In a way I'm angry at Star Citizen for gobbling up 40 mil and in effect taking that money away from the development for Elite 4. I don't know who first had the idea to start a crowd funding campaign, or if it's fair to blame Chris Roberts for his success in spreading the hype for SC, but I don't really care. First publishers are too stupid to finance Elite Dangerous, now SC comes along and without offering anything really innovative reduces the market for Elite 4. SC might have an entertaining single player campaign, but it will NEVER be a good space sim game for me because you fly around in walled of aquariums connected by tubes. If you see gameplay of computer games as art, SC will be a somewhat redundant piece. I know that's not totally reasonable, but for me it's about the resurgence of an idea of technical excellence and a feature I really really want. The utter lack of good space sim games is a sore point for me.
Of course I blame Frontier equally for their lackluster marketing. Because whatever people say, the vast majority of gamers don't have space for two space sims in their wallet or their free time budget. Every dollar spend on SC is 50 cent less for ED. So I begrudge any success SC will have, because it will influence how good the expansions will be and how great ED will become in the long term. Competition in it's nature isn't friendly.
This is elephant in the room I kinda usually don't want to talk about. Because I fighting depression on my daily life, and of course while I don't whish anything ill or bad for SC or CIG or Chris, I think it is unfair how much ED has to fight for attention online, while SC is like "yeah, I just discovered two weeks ago and now I have two ships for 100 USD, lol". However, those are mine subjective feelings, and not very helpful if you want to do something useful about it.

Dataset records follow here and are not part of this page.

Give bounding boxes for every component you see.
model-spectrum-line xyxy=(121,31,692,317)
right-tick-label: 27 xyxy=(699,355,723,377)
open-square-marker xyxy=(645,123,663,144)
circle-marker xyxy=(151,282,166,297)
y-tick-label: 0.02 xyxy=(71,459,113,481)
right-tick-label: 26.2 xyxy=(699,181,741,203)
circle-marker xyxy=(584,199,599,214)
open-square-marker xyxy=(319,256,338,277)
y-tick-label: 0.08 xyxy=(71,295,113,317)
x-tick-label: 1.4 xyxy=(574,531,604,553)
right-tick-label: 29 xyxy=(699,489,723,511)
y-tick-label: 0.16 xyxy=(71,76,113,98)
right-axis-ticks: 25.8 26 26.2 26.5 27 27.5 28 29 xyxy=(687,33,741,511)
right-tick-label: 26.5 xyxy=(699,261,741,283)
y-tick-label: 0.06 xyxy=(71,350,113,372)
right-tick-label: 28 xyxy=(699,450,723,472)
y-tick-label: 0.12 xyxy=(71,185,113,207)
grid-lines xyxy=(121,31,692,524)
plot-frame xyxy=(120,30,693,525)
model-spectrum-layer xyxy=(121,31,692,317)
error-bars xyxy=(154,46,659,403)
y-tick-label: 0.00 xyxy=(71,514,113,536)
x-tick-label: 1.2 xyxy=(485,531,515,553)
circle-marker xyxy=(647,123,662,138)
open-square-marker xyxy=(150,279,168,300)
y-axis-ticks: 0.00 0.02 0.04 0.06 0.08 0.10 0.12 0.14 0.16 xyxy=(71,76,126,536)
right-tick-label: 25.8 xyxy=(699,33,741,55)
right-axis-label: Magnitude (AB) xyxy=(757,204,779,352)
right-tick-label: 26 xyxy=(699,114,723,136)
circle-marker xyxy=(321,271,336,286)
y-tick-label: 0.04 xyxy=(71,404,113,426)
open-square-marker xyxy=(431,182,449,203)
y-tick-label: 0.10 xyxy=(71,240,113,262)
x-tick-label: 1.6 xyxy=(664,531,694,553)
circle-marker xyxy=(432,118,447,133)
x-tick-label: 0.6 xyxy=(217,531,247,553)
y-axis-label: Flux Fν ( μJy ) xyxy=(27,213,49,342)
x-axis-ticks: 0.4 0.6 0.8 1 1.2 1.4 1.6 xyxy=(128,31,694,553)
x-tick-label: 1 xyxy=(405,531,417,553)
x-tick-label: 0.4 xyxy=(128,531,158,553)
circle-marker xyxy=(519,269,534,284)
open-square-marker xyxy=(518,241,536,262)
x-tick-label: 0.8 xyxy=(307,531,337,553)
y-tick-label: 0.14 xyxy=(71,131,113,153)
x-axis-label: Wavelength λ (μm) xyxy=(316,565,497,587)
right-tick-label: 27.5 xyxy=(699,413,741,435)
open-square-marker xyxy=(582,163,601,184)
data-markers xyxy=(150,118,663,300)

Now, about FD marketing. In overall, FD went trough big structural changes last year, they are moving from "go to shop" for various franchises to their own IP, offering their engine for crossplatform game development, and marketing ED by their own. They hired new Marketing lead just last December, and also new Community Manager, with Ashley moving on support. As I see how Michael struggled with all his tasks during last six months it kinda gives away why there has been no more marketing or at least FD induced community hype around ED. Said that, I don't blame them for everything, but there have been several mistakes. However it all does make ED look like underdog and sleeper hit, and if properly exploited, it can bring benefits for marketing purposes.
And there we come down to strategy. At this point, FD seems slowly start to push some marketing messages there, which will grow louder with beta arrival. Said that, online is very rapidly changing place, and it won't mean a thing if we those with knowledge and will to help won't help FD with advise and message. As I understand, FD will make their marketing and PR message around anniversary of original Elite. If EDGE article is evidence, that will cover some ground of age from 30 to up (it is superb coverage, lot of stuff I didn't know even digging all ED resources for last year). However, we can help FD to spread message between those in teens and twenties.
How? It's good question. We have created ED FAQ on ED Wikia, and it has helped a lot to dispel myths and disinformation about what ED will actually be. But that's not to stop there. Spread videos and well written commentaries. Engage in discussions about space games in general.